Pennsylvania State University and its former assistant football coach Jerry Sandusky were sued by an unidentified man who claims Sandusky sexually abused him more than 100 times over four years.
The plaintiff sued today as a John Doe in the Philadelphia Court of Common Pleas, saying he met Sandusky through the Second Mile youth charity at the age of 10 and was sexually abused from 1992 to 1996. The abuse occurred in and out of Pennsylvania, including on university property, according to the complaint. Second Mile, which Sandusky founded, is also a defendant.
Sandusky, 67, was charged this month with 40 criminal counts tied to the alleged sexual molestation of eight boys from 1994 to 2009. He has denied wrongdoing. The plaintiff in today’s suit, the first against Penn State stemming from the Sandusky case, accused Second Mile and the university of negligence in failing to protect children from sexual abuse.
“I don’t want other kids to be hurt and abused by Jerry Sandusky, or anybody like Penn State to allow people like him to do it -- rape kids!” the accuser, who is about to turn 30, said today in a statement. “I never told anybody what he did to me over 100 times at all kinds of places until the newspapers reported that he had abused other kids, and the people at Penn State and Second Mile didn’t do the things they should have to protect me and the other kids.”
Joseph Amendola, an attorney for Sandusky, didn’t return phone calls seeking comment on the suit.
Lisa Powers, a spokeswoman for the State College, Pennsylvania-based university, declined to comment on the suit, saying the school hadn’t received the court documents.
“We will review the lawsuit and respond appropriately when we have done so,” Eric Herman, a spokesman for Second Mile, said in an e-mail. “The Second Mile will adhere to its legal responsibilities throughout this process. As always, our thoughts and prayers are with the victims and their families.”
Plaintiff’s attorney Jeff Anderson, whose St. Paul, Minnesota, law firm specializes in sex-abuse cases, said his client isn’t one of the alleged victims listed in a Nov. 5 grand jury report against Sandusky.

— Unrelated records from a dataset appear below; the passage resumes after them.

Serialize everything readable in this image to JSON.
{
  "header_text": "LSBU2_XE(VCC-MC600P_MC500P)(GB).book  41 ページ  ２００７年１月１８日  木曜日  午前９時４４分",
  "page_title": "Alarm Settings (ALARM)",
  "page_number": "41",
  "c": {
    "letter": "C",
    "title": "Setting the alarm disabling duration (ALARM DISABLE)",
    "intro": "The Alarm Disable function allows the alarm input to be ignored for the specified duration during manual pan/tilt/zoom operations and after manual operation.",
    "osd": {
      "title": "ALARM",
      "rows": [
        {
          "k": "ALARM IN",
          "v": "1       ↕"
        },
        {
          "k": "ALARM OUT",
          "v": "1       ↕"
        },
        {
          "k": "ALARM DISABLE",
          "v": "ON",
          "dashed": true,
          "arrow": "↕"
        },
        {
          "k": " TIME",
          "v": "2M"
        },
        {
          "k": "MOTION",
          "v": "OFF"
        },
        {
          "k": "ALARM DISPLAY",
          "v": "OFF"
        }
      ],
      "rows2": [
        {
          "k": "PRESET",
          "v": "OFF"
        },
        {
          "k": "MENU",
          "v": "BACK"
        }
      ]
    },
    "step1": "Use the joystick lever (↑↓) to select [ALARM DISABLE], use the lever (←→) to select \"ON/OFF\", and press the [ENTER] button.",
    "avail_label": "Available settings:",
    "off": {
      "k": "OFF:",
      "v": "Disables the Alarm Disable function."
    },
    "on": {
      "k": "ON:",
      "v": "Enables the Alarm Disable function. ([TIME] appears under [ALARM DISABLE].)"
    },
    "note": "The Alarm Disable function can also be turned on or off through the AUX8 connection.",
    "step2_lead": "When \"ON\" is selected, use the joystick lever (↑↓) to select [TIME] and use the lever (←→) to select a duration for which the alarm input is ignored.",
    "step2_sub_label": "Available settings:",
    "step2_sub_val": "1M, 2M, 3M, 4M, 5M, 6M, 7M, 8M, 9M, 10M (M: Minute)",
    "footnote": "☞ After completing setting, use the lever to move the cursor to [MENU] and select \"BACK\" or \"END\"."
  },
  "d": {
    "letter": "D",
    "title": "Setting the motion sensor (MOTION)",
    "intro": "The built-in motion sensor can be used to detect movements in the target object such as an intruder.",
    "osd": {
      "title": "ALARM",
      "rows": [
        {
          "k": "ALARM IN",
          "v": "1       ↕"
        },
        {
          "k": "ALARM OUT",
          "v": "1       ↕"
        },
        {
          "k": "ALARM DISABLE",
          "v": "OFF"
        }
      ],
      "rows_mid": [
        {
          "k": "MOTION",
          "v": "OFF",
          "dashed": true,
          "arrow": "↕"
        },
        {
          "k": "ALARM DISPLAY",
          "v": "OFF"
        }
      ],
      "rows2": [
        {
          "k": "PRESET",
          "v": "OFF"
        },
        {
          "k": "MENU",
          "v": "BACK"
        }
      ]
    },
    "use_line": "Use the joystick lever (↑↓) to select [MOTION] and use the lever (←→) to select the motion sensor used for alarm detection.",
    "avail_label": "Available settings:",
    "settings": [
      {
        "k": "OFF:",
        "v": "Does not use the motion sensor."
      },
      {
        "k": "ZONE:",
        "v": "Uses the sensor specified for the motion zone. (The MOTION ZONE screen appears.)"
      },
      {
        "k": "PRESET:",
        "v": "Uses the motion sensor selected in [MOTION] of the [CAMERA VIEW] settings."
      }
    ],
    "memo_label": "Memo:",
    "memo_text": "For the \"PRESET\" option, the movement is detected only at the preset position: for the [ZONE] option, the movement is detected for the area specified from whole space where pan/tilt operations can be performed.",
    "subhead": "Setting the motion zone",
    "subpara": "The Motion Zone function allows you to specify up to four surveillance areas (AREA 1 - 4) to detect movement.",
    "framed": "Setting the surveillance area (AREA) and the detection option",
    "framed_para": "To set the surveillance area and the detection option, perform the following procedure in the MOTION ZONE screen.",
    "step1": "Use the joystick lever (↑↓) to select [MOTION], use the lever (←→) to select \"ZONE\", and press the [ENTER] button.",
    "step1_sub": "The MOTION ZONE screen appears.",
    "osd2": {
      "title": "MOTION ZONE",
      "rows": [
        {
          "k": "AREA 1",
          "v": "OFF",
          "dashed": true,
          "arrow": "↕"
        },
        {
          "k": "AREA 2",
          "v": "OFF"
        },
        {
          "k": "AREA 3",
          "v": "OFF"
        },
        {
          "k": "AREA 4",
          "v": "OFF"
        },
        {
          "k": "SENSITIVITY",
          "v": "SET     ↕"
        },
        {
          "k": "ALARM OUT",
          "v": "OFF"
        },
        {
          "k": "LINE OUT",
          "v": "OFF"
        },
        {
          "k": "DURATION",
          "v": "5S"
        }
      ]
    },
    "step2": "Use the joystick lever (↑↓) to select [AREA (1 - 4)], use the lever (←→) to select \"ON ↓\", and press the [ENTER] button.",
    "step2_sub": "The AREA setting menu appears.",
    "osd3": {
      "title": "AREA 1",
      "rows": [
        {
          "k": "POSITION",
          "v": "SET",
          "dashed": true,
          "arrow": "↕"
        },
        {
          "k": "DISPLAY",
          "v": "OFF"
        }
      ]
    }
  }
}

Penn State head football coach Joe Paterno and President Graham Spanier were fired after the release of the report, which said school officials were aware of Sandusky’s conduct as early as 1998. Spanier and Paterno haven’t been accused of criminal wrongdoing.
Two other officials of the university, athletic director Tim Curley and former vice president Gary Schultz, have been charged with perjury and failing to report allegations of sexual misconduct against the former assistant coach. They have denied the charges.
Today’s complaint is the second this month against Second Mile, the foundation for needy children Sandusky started in 1977. Another alleged victim sued on Nov. 23 seeking a court order freezing the charity’s assets for potential civil claims related to Sandusky’s conduct. The organization has asked the court to dismiss the case, saying it lacks any factual basis.
Pennsylvania prosecutors allege that Sandusky, a former defensive coordinator for Penn State’s Nittany Lions, used Second Mile to find victims and exploited his access to university sports facilities.
One witness cited in the grand jury report was a graduate assistant who said he saw a late-night assault involving a 10-year-old boy in March 2002 in the locker room of a football building on the university campus.
The graduate assistant reported the incident to Paterno, according to the grand jury report. Paterno testified he wasn’t aware of specific details of the attack and referred the matter to university officials because Sandusky was no longer a member of the coaching staff.
The lawsuit will pressure Penn State to devise a legal strategy, said Joseph Musso, an attorney with Ashcraft & Gerel LLP in Virginia, who has been blogging about the case. Evidence rules in civil cases in Pennsylvania are “pretty broad” and could permit the introduction of information such as a 1998 report of an investigation by university police into allegations against Sandusky, Musso said.
“They’re going to have to come up with their theories of defense earlier on,” Musso said in a phone interview.
The university, which is conducting its own internal investigation, has rebuffed media requests for details of the 1998 investigation. In that incident, the mother of a child identified in the grand jury report as Victim 6 accused Sandusky of inappropriate behavior when he showered with the boy in a university locker room.
Detectives from the police departments of Penn State and State College investigated and the local district attorney declined to file charges, according to the grand jury report. The 1998 investigation produced a report of more than 100 pages, according to the complaint filed today.
Penn State may want to settle if there are concerns that the information being sought could be damaging to the school’s reputation, said Wesley Oliver, an associate professor at Widener University School of Law in Harrisburg, Pennsylvania.
“That’s something their lawyers will have to decide,” said Oliver, who teaches criminal law. The judge in the case could also limit or gag disclosure of material exchanged during the so-called discovery process, he said.
The case is Doe A v. The Second Mile, 1111002968, Court of Common Pleas of Philadelphia County.